The emphasis in this passage just like the previous one is on an action, not a mental activity. God was warning His people that His action would be to turn from them, not wipe them from His memory. We need to re-understand or re-define the words ‘remember’ and ‘forget’ with a Hebrew understanding rather than an English understanding – they’re action words and they make understanding God’s intention much easier.

David said in Psalm 13:1, ‘How long, O Lord will You forget me forever? How long will You hide Your face from me?’ When you understand that David didn’t believe that God had wiped him from His memory, rather David was asking God how long it would be before He took action on his behalf.

Our original question is now much easier to understand…how can God forget our sins when He knows everything? God doesn’t forget anything!

God was telling His people that when He restores them to Himself, He will forgive them and not take action against them for all the wickedness that they’ve done. He’s not saying He’ll wipe all remembrance of them or their sins from His memory so that He has no idea of what they did, rather He promised to not give them what they actually deserved for all that they’ve done.

If this is God’s promise then there are serious implications?
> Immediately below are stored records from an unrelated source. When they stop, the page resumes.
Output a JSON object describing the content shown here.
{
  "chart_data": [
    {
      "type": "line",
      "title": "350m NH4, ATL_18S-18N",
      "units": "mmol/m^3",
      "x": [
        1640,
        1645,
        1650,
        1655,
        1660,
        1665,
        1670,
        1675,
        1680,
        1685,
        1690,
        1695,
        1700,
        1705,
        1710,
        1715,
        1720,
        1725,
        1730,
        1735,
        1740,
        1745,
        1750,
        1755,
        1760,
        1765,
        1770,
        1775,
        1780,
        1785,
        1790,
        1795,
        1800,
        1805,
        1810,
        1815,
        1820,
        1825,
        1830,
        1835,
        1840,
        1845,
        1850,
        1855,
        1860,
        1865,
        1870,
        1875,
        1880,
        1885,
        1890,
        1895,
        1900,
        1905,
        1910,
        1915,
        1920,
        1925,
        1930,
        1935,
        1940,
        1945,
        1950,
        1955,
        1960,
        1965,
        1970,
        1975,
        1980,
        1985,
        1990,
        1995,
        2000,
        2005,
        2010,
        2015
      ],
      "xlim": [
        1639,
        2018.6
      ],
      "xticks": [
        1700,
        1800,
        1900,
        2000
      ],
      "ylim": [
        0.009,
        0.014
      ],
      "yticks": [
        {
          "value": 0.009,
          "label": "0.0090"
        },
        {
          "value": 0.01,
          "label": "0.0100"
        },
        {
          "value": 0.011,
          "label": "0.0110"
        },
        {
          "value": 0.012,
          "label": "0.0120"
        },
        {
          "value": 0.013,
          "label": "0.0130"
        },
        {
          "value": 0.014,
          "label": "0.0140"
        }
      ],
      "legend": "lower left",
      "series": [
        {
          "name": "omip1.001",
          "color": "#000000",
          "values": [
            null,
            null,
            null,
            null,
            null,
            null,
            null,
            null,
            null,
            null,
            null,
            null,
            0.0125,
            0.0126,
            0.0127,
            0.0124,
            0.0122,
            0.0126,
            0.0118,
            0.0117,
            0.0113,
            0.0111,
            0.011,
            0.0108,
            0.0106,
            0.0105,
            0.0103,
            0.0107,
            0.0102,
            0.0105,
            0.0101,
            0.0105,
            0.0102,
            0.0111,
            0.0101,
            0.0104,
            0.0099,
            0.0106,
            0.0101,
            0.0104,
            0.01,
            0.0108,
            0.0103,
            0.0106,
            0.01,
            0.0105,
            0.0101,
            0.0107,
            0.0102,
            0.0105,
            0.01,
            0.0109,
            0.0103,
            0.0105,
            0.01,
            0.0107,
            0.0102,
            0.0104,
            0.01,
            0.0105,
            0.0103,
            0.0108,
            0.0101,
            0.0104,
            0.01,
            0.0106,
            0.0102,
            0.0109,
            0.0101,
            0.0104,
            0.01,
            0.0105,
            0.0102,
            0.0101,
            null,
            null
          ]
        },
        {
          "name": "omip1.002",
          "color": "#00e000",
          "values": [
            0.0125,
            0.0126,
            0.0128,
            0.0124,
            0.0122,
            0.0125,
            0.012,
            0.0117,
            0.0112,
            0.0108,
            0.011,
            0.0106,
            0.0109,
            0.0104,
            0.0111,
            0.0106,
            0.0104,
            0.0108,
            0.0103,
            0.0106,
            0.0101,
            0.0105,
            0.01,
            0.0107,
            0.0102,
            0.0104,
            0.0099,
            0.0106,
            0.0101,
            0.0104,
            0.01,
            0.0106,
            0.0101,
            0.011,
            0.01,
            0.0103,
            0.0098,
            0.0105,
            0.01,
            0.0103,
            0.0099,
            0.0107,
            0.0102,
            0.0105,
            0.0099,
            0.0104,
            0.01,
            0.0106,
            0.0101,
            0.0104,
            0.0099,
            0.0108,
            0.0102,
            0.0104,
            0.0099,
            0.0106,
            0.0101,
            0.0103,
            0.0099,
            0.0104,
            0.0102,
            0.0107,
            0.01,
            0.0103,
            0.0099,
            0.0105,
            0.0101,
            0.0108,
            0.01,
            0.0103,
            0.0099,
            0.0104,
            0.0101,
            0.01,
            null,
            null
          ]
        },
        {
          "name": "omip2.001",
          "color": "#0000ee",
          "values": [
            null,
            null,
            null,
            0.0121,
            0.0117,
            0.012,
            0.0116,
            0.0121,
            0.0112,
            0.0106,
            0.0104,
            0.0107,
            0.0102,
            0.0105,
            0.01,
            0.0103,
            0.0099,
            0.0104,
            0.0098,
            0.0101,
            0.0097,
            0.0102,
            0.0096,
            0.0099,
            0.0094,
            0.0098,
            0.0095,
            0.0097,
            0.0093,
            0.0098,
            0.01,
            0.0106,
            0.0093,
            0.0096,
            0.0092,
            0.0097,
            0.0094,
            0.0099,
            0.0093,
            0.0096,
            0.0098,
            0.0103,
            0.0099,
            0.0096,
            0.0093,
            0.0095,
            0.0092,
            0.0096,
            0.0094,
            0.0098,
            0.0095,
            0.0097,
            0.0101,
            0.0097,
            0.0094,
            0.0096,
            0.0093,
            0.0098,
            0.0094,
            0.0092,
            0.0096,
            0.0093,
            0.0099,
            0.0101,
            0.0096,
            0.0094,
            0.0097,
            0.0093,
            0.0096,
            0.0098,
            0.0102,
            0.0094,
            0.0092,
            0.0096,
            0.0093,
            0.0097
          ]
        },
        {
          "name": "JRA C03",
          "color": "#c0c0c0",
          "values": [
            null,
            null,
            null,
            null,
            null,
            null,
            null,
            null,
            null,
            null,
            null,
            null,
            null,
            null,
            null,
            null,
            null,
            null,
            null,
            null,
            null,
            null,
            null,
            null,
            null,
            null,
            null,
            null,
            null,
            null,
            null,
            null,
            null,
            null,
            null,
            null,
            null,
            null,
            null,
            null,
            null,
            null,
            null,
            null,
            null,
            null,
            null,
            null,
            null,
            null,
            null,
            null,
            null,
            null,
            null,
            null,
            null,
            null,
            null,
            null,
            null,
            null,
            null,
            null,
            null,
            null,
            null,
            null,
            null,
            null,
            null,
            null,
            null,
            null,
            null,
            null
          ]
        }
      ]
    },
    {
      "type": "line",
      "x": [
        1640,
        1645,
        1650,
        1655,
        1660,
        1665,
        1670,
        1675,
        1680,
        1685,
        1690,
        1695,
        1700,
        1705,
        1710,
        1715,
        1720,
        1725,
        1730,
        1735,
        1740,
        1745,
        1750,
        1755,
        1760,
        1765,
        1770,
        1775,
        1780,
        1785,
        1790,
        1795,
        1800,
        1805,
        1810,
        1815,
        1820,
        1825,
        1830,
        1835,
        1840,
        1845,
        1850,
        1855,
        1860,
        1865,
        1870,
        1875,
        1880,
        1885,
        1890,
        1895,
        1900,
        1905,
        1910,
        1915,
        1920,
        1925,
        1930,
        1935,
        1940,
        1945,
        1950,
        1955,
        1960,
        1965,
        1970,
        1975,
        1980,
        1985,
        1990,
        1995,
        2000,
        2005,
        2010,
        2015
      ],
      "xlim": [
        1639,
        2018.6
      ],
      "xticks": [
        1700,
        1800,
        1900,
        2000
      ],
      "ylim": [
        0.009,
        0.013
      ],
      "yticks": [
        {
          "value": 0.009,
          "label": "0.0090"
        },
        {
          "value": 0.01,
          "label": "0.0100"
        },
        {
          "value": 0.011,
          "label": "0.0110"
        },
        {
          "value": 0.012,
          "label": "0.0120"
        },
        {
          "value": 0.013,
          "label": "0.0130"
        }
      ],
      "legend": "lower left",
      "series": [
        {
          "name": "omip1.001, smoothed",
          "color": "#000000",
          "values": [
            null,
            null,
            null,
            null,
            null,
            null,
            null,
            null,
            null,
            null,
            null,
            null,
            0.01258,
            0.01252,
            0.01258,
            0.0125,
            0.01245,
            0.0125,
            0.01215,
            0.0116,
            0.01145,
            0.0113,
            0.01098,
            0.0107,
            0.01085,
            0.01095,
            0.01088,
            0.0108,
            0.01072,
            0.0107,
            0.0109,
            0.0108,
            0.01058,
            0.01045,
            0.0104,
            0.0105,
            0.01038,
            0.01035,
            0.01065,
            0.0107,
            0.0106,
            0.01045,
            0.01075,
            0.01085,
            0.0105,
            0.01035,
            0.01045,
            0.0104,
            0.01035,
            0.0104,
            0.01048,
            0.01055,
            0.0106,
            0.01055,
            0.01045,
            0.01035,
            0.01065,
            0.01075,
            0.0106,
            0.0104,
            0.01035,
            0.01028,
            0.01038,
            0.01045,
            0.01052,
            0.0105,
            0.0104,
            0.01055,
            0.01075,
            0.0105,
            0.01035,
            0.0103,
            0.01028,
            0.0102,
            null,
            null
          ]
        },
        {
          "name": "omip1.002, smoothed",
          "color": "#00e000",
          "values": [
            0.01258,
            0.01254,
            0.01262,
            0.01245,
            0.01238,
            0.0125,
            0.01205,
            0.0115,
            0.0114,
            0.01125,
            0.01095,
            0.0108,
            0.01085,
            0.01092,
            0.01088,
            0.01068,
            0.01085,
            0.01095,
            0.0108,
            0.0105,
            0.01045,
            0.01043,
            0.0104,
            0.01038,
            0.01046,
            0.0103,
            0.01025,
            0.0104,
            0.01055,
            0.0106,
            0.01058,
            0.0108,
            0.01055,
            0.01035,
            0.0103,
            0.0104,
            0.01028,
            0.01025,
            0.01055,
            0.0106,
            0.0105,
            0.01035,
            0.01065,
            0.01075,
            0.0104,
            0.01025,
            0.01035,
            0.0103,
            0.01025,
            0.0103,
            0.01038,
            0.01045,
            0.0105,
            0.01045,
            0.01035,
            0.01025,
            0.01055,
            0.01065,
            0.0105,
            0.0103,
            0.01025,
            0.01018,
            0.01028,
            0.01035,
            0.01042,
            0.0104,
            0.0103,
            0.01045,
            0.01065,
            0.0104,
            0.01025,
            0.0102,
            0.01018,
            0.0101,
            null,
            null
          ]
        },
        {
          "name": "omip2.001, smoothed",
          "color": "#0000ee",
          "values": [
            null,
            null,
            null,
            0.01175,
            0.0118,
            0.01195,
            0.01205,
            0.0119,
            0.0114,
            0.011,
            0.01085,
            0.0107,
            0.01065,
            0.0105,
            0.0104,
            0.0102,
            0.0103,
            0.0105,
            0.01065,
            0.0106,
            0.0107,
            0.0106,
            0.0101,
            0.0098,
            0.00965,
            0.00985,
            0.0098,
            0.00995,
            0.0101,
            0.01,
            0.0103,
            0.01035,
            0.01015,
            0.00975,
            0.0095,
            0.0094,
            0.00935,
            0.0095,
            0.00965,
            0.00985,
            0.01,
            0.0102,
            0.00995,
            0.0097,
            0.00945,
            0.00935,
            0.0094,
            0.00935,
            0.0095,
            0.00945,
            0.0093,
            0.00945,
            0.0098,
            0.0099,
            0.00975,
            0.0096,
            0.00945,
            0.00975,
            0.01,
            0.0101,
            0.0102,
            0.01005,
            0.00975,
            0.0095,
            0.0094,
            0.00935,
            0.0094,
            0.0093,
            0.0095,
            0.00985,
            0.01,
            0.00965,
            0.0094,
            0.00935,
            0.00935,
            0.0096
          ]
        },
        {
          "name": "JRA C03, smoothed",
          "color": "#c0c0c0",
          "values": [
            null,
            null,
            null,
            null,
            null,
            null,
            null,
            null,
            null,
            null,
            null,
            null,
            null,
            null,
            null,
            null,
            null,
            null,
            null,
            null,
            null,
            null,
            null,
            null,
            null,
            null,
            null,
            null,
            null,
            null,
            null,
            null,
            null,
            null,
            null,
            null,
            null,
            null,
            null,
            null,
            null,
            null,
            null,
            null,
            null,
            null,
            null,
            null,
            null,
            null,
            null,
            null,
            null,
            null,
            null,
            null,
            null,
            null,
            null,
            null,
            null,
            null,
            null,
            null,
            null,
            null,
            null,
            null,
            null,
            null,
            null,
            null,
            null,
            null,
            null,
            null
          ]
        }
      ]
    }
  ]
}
For example, if God simply ignores a person’s sins (or an entire nations) then He’s guilty of 2 things: 1) He’s unjust in turning a blind eye to sin and 2) He’s guilty of favouritism in letting some people off scott free while judging others for the same thing. How can that be? Well, it’s not like that at all; God is never unjust and God gives grace and opportunity to all men no matter who they are, where they live or what their lineage.

When God made His promises about not remembering the sins of His people, it was in conjunction with what He Himself called the New Covenant that would be embedded in their heart not merely inscribed on parchment. The New Covenant was written and purchased by the blood of Yeshua the Messiah and the day is yet to come when Israel – a national people – will indeed come to faith in Yeshua their Messiah and the New Covenant will be written in their hearts and God will not take action against them for all their sins.

For the past 2,000 years approximately, the Gentile world has had the light of God’s Word and the understanding of Yeshua the Messiah and an incredible opportunity to be grafted into the New Covenant whereas the Jewish people have been living under judicial blindness all this time. The wonderful news of course is that more and more are coming to faith today and it would seem that the judicial blindness is lifting slowly but surely.

How then should we as believer’s live according to the Hebrew understanding of remembering and forgetting?

When we’ve committed sins or have had sins committed against us, we can’t wipe them from our memory banks, that’s simply beyond our ability. Rather, God wants us to imitate Him so that we forgive others for what they’ve done and then not take action against them for what they did, in the same way that God forgives us and doesn’t take action against us for all that we’ve done.